Frequent reexposure of a dog to extended, untrained absences may reverse good work. Separation plans will usually accumulate alone-time in small increments, rejoining prior to the onset of anxiety progressively. When a dog feels at ease during a brief time span, only to realize that the absence will be much longer, the dog will learn that the moments when there is calmness cannot always be depended upon to lead to a safe event.

Dogs must be monitored to not be outside alone during the retraining period without someone to assist them, as absences must be controlled in training programs, through family, neighbors assistance or by hiring a sitter.

3. Practicing “departure cues” so often that they become louder triggers
Separation is a deeper concern to most dogs, as keys, shoes and bags are sometimes important. Repeating a message, such as retrieving keys, the keys, repeat, repeat, etc. may be counterproductive as it helps the dog to maintain alertness but does not generate the actual trust in being alone. Other trainers say that cue-drilling in repetitions may do more to make the dog more reactive than to make the dog less reactive, in the situation where the dog remains unsafe during separation. The education by focusing on brief, effective absences teaches relaxation in a more direct manner than the constant cue practice can.

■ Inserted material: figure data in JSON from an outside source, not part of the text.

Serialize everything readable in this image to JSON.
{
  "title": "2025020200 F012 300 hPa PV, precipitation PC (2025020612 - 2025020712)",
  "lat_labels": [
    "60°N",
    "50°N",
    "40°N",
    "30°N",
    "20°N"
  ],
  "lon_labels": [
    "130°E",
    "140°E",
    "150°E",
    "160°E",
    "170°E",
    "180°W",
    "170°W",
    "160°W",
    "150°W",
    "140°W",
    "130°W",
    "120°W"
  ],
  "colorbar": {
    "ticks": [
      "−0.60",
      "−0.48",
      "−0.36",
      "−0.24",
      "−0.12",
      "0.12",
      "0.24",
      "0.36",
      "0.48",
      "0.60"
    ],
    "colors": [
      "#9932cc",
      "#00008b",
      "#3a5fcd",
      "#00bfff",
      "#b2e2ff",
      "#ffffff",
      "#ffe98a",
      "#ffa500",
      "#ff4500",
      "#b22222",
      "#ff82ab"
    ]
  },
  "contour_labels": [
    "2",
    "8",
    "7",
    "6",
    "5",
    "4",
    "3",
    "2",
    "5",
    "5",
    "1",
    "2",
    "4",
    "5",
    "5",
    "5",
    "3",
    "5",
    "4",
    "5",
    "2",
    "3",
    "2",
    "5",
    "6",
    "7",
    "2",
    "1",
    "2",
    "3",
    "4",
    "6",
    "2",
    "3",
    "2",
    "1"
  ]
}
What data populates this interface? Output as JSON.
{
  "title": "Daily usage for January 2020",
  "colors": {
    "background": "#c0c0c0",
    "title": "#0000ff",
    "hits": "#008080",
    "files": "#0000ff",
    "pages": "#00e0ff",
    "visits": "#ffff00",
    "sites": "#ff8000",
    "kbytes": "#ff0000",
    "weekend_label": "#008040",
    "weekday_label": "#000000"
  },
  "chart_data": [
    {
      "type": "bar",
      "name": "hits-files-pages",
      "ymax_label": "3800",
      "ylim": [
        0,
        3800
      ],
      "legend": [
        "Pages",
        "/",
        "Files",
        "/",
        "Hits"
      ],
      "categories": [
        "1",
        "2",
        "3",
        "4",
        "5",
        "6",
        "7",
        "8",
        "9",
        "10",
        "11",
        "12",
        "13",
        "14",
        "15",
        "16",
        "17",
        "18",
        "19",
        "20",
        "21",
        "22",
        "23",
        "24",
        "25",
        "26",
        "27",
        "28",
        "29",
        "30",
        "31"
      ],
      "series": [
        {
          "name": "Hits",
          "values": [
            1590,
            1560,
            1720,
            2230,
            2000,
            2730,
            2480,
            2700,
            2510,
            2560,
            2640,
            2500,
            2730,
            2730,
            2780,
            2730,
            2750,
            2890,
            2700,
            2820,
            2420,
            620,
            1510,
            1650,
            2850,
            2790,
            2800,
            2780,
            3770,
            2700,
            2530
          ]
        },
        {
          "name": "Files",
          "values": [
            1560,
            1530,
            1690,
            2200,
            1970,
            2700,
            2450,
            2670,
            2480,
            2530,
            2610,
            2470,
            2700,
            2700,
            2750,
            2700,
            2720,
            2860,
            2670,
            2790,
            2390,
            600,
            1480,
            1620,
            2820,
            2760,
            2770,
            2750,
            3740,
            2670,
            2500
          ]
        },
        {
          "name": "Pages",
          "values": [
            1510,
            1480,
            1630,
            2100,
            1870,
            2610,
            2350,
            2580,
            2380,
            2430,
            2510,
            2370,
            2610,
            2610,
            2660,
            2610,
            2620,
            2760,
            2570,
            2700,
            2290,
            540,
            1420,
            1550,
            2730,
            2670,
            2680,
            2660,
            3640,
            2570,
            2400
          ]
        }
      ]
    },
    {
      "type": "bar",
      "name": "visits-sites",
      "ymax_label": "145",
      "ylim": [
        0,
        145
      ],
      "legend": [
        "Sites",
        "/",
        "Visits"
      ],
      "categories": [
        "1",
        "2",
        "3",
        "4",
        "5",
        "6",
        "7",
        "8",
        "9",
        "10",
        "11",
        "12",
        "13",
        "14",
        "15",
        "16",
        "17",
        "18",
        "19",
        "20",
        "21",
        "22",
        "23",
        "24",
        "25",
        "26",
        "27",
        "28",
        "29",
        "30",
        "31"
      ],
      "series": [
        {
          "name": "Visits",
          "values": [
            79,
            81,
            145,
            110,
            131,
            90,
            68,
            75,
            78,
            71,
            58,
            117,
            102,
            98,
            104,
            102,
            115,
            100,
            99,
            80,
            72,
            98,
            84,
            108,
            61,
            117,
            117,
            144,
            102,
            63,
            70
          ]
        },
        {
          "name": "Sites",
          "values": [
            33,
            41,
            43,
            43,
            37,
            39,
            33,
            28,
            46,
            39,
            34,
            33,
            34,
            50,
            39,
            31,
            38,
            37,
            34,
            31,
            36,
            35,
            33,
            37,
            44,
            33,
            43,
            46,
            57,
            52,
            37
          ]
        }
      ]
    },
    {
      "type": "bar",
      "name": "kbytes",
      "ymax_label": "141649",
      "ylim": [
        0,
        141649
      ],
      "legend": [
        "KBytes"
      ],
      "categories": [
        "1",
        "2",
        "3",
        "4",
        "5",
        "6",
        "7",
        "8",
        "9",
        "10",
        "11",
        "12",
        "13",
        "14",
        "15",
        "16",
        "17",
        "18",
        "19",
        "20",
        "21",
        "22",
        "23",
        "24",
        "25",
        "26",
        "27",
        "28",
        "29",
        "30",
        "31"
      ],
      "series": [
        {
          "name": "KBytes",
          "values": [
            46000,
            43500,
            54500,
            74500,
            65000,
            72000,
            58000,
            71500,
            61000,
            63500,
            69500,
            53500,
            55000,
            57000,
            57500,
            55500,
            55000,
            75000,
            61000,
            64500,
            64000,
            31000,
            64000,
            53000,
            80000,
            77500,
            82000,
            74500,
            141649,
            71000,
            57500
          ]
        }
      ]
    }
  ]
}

4. Returning when the dog is escalating, then accidentally rewarding the panic
When a dog learns that the behavior of barking, scratching or franticity provides a guaranteed way to get the person back, the behavior may become even stronger and more stubborn. Quiet is not the more practical goal, but an emotional stability: brief absences that should be terminated when the dog remains calm. As stress sets in, pacing, trembling, or nagging on, the plan usually must retreat to less challenging periods, restore sanity, and work at a slower pace instead of repeating the same stressful level.

5. Using punishment or visible disapproval after the fact
Punishing a dog after finding a mess when he is back does not help to understand what has already happened. Something can be learned as well: reunions are erratic and dangerous. Welfare agencies warn that displaying anger would make the next exit and return more anxiety-inducing and worsen the general cycle. It is particularly true in the case of the dogs whose distress begins within minutes of separation, in which case the behavior is already motivated by fear, and no longer by bad manners.

6. Assuming food toys will “fix it,” even when the dog cannot eat when alone
Some dogs, particularly mild ones can be helped using food puzzles because they associate something good with the alone-time. Nevertheless, the very anxious dogs might deny food altogether when absent. It is not a bad idea that a refusal to eat may be used as the demonstration of the distress and that the anxiety level of the dog is too much to allow such strategy to be used as the main support. In such instances, systematic desensitization and counterconditioning is still the basis, not an extended chew on its own.

7. Skipping medical rule-outs and mislabeling the behavior
Vocalizing, work on houses, and chewing may be caused in a variety of ways. Prior to enrolling in a separation anxiety plan, caregivers would advantage themselves by eliminating medical causes, including urinary difficulties and others that may cause accidents, and behavioral patterns, including lack of housetraining and boredom. Information on medical issues that must be ruled out first assists in the process of managing medical problems and avoid frustration associated with treating the wrong issue in the first place.

When there is an improvement in the separation anxiety, it normally occurs due to the use of peaceful and repeatable training which modifies the dog on how he feels when alone. That will be based on minor achievements, close monitoring, and regular handling of live absences. In the case of dogs whose distress is severe, professional assistance by a trained expert can be used to make the plan humane, measurable, and of a pace suitable.